Proof of Concept Template

Describe the public-sector or institutional problem in concrete terms: who is affected, what fails today, and why it matters. Summarise existing solutions (policy, legacy systems, pilots, standards) and their limitations. Include citations to official sources, standards bodies, or multilateral guidance (e.g. UNFCCC, World Bank, OECD) where relevant. The goal is to establish a shared understanding of the problem space and the gap that an Ethereum-based approach could address.

Explain why Ethereum (or public blockchain / verifiable data) is relevant to this use case. Describe the value proposition in terms of coordination, transparency, auditability, or programmable trust. Call out which Ethereum primitives apply (e.g. attestations, commitments, registries, smart contracts) and how they map to the problem. Avoid generic blockchain claims; focus on concrete benefits (e.g. tamper-evident audit trail, verifier attestations, milestone-based disbursement) and any trade-offs or constraints (e.g. data offchain, privacy). Include a paragraph titled "When Ethereum is not appropriate" with a concrete negative example — a problem for which Ethereum is the wrong primitive, and what should be used instead.

Provide a structured list of functional and non-functional requirements for a proof of concept or pilot. Group by category (e.g. functional, security, compliance, operational). Requirements should be testable (e.g. "The system SHALL record verifier attestations with a timestamp and verifier identity"). Use MUST/SHOULD/MAY (RFC 2119) or equivalent if appropriate. Include any regulatory, interoperability, or institutional constraints (e.g. data residency, access control, alignment with UNFCCC or national MRV frameworks).

Provide a diagram (or link to a diagram) that shows the main components of the proof of concept: data sources, processing steps, blockchain/verifiable layer, and any external systems or users. Describe the flow in short captions or bullet points. The diagram should make it clear what runs onchain vs offchain, who submits data, who verifies, and how integrity is maintained. Use standard notation (e.g. boxes for components, arrows for data/control flow) and keep it readable for both technical and non-technical stakeholders.

Include or link to sample code that demonstrates the core logic of the proof of concept (e.g. attestation format, commitment scheme, smart contract interface, or verifier workflow). Provide a link to a public GitHub (or equivalent) repository with a README that explains how to build, run, and test the code. The code should be minimal but runnable and aligned with the architecture diagram. Document dependencies, environment setup, and any test or demo scripts.

List and link all documentation that supports the use case: technical docs (API, contracts, data formats), user or operator guides, policy briefs, and any non-technical explainers for decision-makers. For each document, give a one-line summary and the audience (e.g. developers, verifiers, policy).
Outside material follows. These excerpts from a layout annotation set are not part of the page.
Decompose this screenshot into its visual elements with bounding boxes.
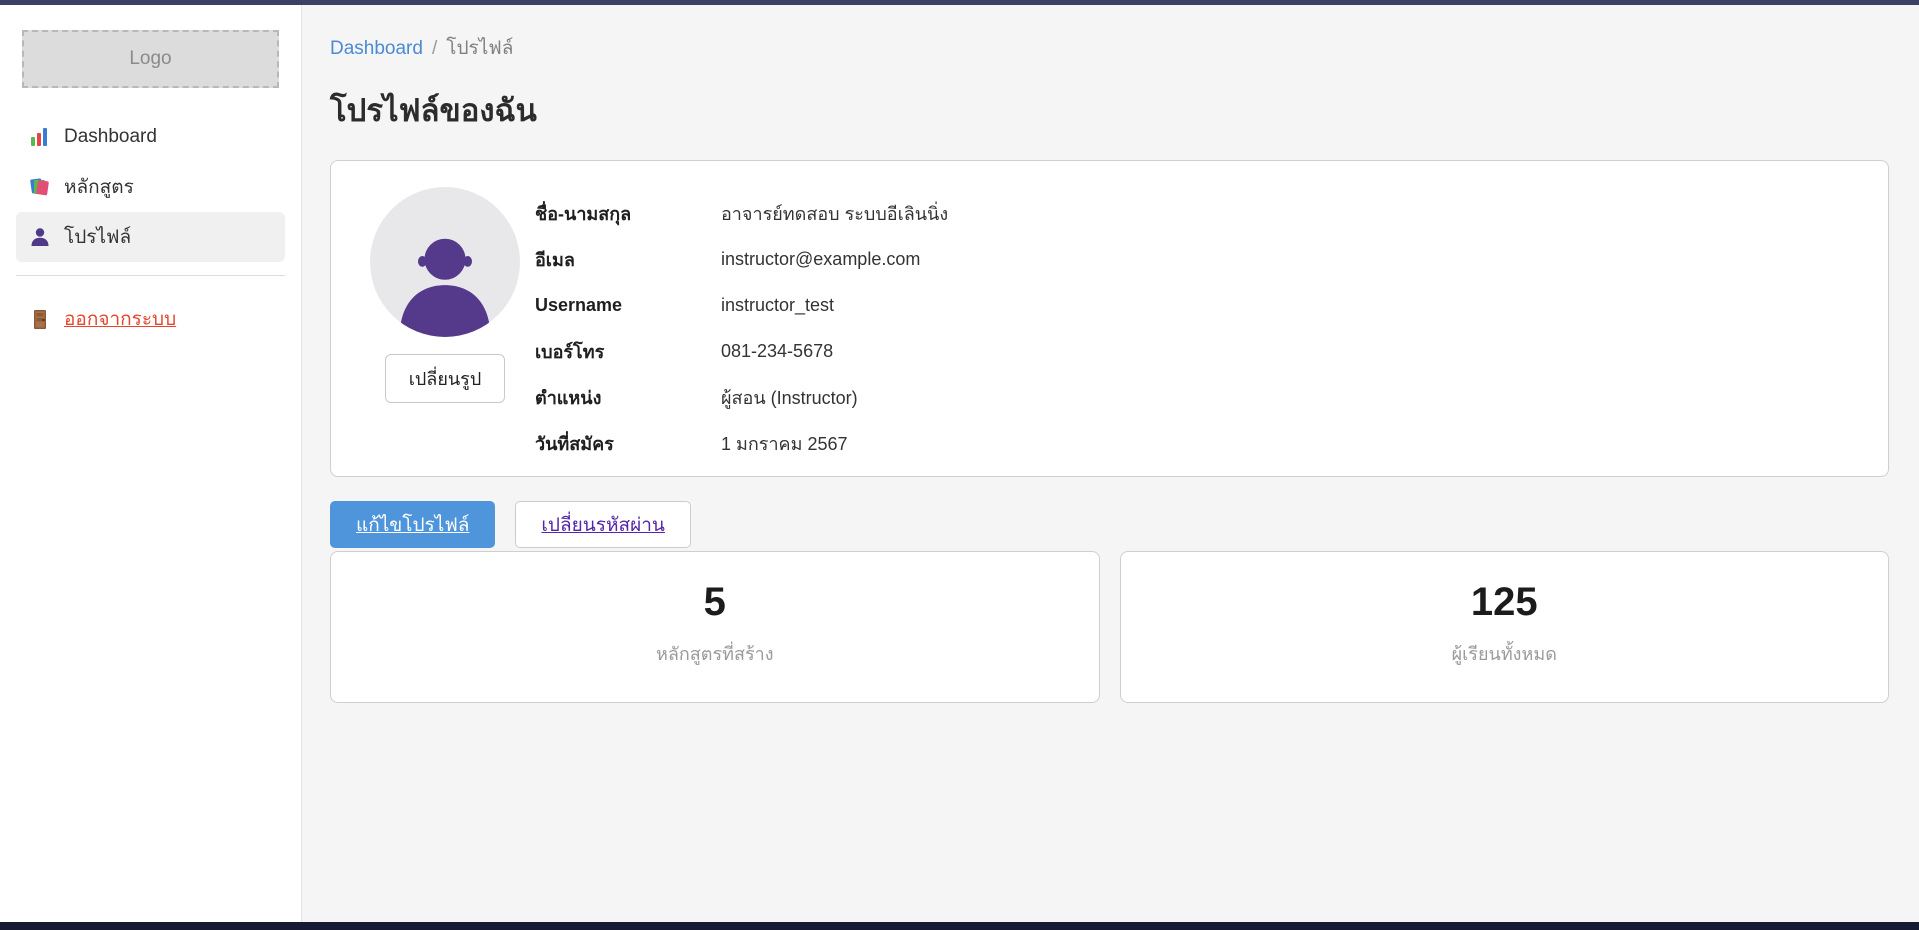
field-value: ผู้สอน (Instructor)	[721, 383, 858, 412]
change-password-button[interactable]: เปลี่ยนรหัสผ่าน	[515, 501, 690, 548]
breadcrumb-dashboard-link[interactable]: Dashboard	[330, 38, 423, 60]
sidebar-item-dashboard[interactable]: Dashboard	[16, 112, 285, 162]
field-row-name: ชื่อ-นามสกุล อาจารย์ทดสอบ ระบบอีเลินนิ่ง	[535, 190, 1864, 236]
field-row-email: อีเมล instructor@example.com	[535, 236, 1864, 282]
field-value: instructor@example.com	[721, 249, 920, 270]
breadcrumb-current: โปรไฟล์	[446, 33, 513, 63]
avatar-column: เปลี่ยนรูป	[355, 187, 535, 450]
stat-label: ผู้เรียนทั้งหมด	[1452, 639, 1557, 668]
stat-card-courses-created: 5 หลักสูตรที่สร้าง	[330, 551, 1100, 703]
field-value: instructor_test	[721, 295, 834, 316]
sidebar-item-logout[interactable]: ออกจากระบบ	[16, 294, 285, 344]
field-value: อาจารย์ทดสอบ ระบบอีเลินนิ่ง	[721, 199, 948, 228]
books-icon	[29, 176, 51, 198]
field-label: อีเมล	[535, 245, 721, 274]
person-silhouette-icon	[391, 229, 499, 337]
field-row-register-date: วันที่สมัคร 1 มกราคม 2567	[535, 420, 1864, 466]
sidebar-menu: Dashboard หลักสูตร	[0, 112, 301, 344]
sidebar-item-profile[interactable]: โปรไฟล์	[16, 212, 285, 262]
field-value: 081-234-5678	[721, 341, 833, 362]
breadcrumb: Dashboard / โปรไฟล์	[330, 33, 1889, 63]
avatar	[370, 187, 520, 337]
bar-chart-icon	[29, 126, 51, 148]
stat-card-total-students: 125 ผู้เรียนทั้งหมด	[1120, 551, 1890, 703]
field-label: เบอร์โทร	[535, 337, 721, 366]
sidebar-item-label: หลักสูตร	[64, 172, 134, 202]
field-value: 1 มกราคม 2567	[721, 429, 848, 458]
field-row-username: Username instructor_test	[535, 282, 1864, 328]
field-label: Username	[535, 295, 721, 316]
main-content: Dashboard / โปรไฟล์ โปรไฟล์ของฉัน เ	[302, 5, 1919, 922]
field-label: ชื่อ-นามสกุล	[535, 199, 721, 228]
field-row-position: ตำแหน่ง ผู้สอน (Instructor)	[535, 374, 1864, 420]
stat-value: 125	[1471, 580, 1538, 624]
app-window: Logo Dashboard	[0, 0, 1919, 930]
logo-placeholder: Logo	[22, 30, 279, 88]
page-layout: Logo Dashboard	[0, 5, 1919, 922]
menu-divider	[16, 275, 285, 276]
profile-card: เปลี่ยนรูป ชื่อ-นามสกุล อาจารย์ทดสอบ ระบ…	[330, 160, 1889, 477]
change-photo-button[interactable]: เปลี่ยนรูป	[385, 354, 506, 403]
field-label: วันที่สมัคร	[535, 429, 721, 458]
stat-label: หลักสูตรที่สร้าง	[656, 639, 774, 668]
page-title: โปรไฟล์ของฉัน	[330, 85, 1889, 135]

Technical documentation should cover interfaces, data schemas, and deployment; non-technical documentation should explain the problem, solution, and benefits without assuming protocol expertise.

Provide a visual demo (screens, wireframes, or recording) that shows the main user flow: e.g. how a prover submits data, how a verifier attests, how a registry or dashboard displays results. Include a short video (or link to a video) that walks through the flow and explains each step in plain language. The goal is to make the proof of concept tangible for stakeholders who will not read code or specs. Captions or narration should highlight where Ethereum or verifiable data adds value.

State clearly what you are asking from the reader or community: e.g. pilot partners, feedback on the spec, contributions to the repo, or funding. Specify contact points (email, forum, GitHub issues), timelines if relevant, and what kind of input or commitment you need. Make it easy for interested parties to take the next step (e.g. "Open an issue with the label pilot-interest" or "Contact [email] with subject line Use Case PoC").

List potential features or extensions that are out of scope for the current proof of concept but could be added in a later phase. For each, give a short description and why it would add value (e.g. "Multi-registry reconciliation to prevent double-counting"). Prioritisation (e.g. high/medium/low) or dependency order is optional but helpful. This section helps roadmap discussions and sets expectations about what is not in v1.

Provide a formal specification document that follows a structure similar to [Ethereum improvement specs or COSS-style specs](https://github.com/privacy-ethereum/zkspecs/blob/main/specs/2/README.md): frontmatter (slug, title, name, status, category, editor, contributors, tags), Abstract, Motivation, Specification (with subsections for data formats, protocol flow, security considerations), Implementation notes, References, and optional appendices. Use normative language (MUST, SHOULD, MAY per RFC 2119) for requirements. The spec should be implementation-neutral where possible but precise enough for interoperability.